Ireland and Munster back row CJ Stander has announced that he will retire from rugby at the end of this season.

South African-born Stander, who turns 31 next month, has earned Ireland 50 caps and played 150 times for Munster in addition to representing the Lions.

“I hereby publicly announce my retirement from all forms of rugby,” said Stander in a lengthy statement.

The forward, whose Munster and Ireland contracts end in June, plans to return home to his native South Africa.

“All professional sportspeople are told: ‘You will know when the time is right to hang up your boots’. It’s a sentiment one cannot fully comprehend until that day arrives. For me, that time has come,” added Stander.

“I will be available to represent Munster until 27 June 2021 when my contract expires, and for international duty, until the end of the mid-year Test window.”

CJ Stander in action for the British and Irish Lions in the third Test against New Zealand in 2017
Stander played in the British and Irish Lions’ third Test in the drawn series against New Zealand in 2017

Decision taken during ‘lockdown stocktake’

Stander said he had done a “stocktake of what matters most to me in life” during lockdown.

“My faith, family and this incredible game I have played since I was six years old easily topped the list.

“However, I came to the realisation that my commitment to rugby has started to take an unfair toll on my family, who both in Limerick and South Africa have made considerable sacrifices for more than 25 years to allow me to live my dream.

“I am not saddened by my decision. I’ve had a full and utterly enjoyable rugby career, and I can now look back on a journey that offered me rewards, memories and surprises beyond anything I could have scripted for myself. I wouldn’t change a thing.”

Stander described the 150 games he has played for Munster as “some of the most precious and formative experiences of my life”.

“My blood will remain Munster red long after I have said my goodbyes to the people of Limerick.”

‘I never considered myself a foreigner’

Referring to his Ireland career, Stander said that he has “never considered myself a foreigner in an Irish jumper”.

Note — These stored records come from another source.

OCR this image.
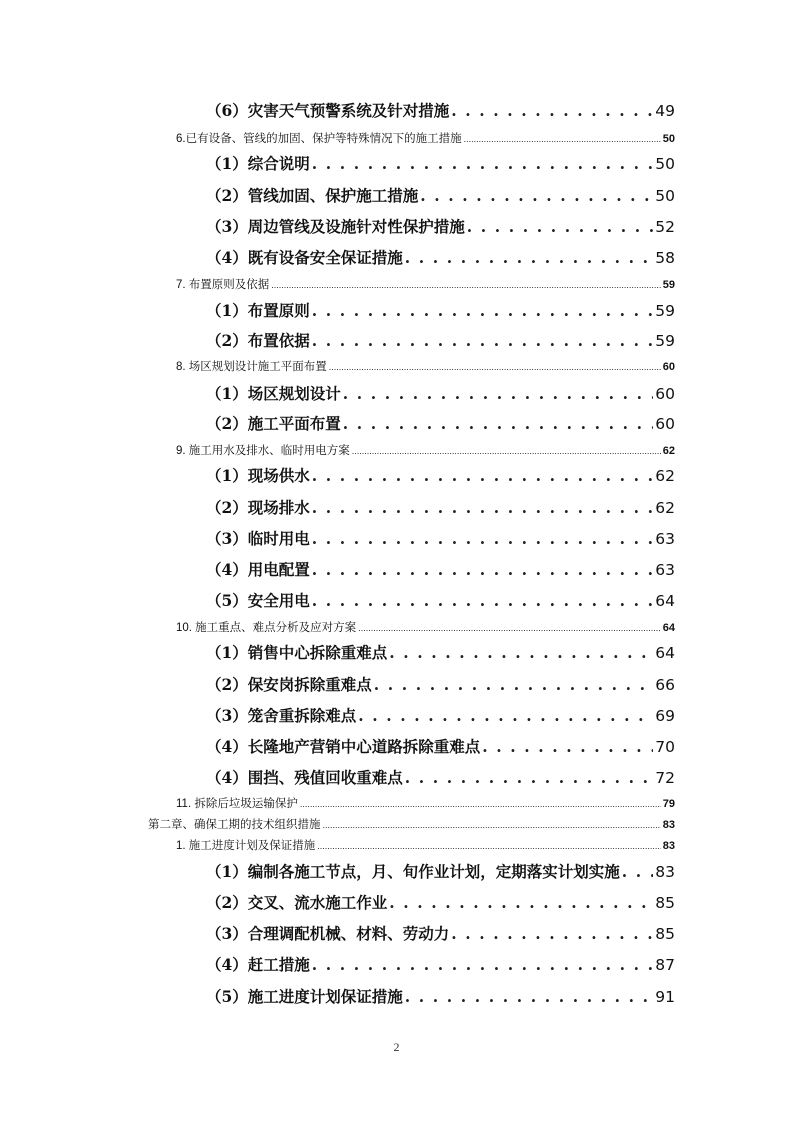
（6）灾害天气预警系统及针对措施 . . .	49
6.已有设备、管线的加固、保护等特殊情况下的施工措施 .....	50
（1）综合说明 . . .	50
（2）管线加固、保护施工措施 . . .	50
（3）周边管线及设施针对性保护措施 . . .	52
（4）既有设备安全保证措施 . . .	58
7. 布置原则及依据 .....	59
（1）布置原则 . . .	59
（2）布置依据 . . .	59
8. 场区规划设计施工平面布置 .....	60
（1）场区规划设计 . . .	60
（2）施工平面布置 . . .	60
9. 施工用水及排水、临时用电方案 .....	62
（1）现场供水 . . .	62
（2）现场排水 . . .	62
（3）临时用电 . . .	63
（4）用电配置 . . .	63
（5）安全用电 . . .	64
10. 施工重点、难点分析及应对方案 .....	64
（1）销售中心拆除重难点 . . .	64
（2）保安岗拆除重难点 . . .	66
（3）笼舍重拆除难点 . . .	69
（4）长隆地产营销中心道路拆除重难点 . . .	70
（4）围挡、残值回收重难点 . . .	72
11. 拆除后垃圾运输保护 .....	79
第二章、确保工期的技术组织措施 .....	83
1. 施工进度计划及保证措施 .....	83
（1）编制各施工节点，月、旬作业计划，定期落实计划实施 . . . 83
（2）交叉、流水施工作业 . . .	85
（3）合理调配机械、材料、劳动力 . . .	85
（4）赶工措施 . . .	87
（5）施工进度计划保证措施 . . .	91
2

“In 2012, arriving as a 22-year-old who only had two kitbags flung over his shoulders and a limited command of English, I had to commit myself to a new family who immediately adopted me as one of their own.”

The back row admitted that a “freezing training session” near the end of last year told him he “had entered the final stretch of my career”.

“I asked myself whether I was still enjoying this enough to earn the continued support of Munster and Ireland and to justify the sacrifices my family was making.

“From a performance perspective, the answer was yes. But I always had the intent to retire while I was still playing some of my best rugby. I also knew I wanted my daughter Everli to grow up around her family in South Africa.”

Stander said that both Munster coach Johann van Graan and the IRFU had attempted to convince him to change his mind “but I knew it was time”.

Paying tribute to Van Graan and his Ireland coaches Joe Schmidt and Andy Farrell as well as his team-mates, Stander’s statement included a “special word” of thanks to the late Munster coach Anthony Foley who died suddenly in Paris October 2016 on a day when the Irish province were scheduled to face Racing 92 in the European Champions Cup game.

“Your impact on my personal and professional life remains as tangible today as it was when you were still with us,” Stander said of Foley.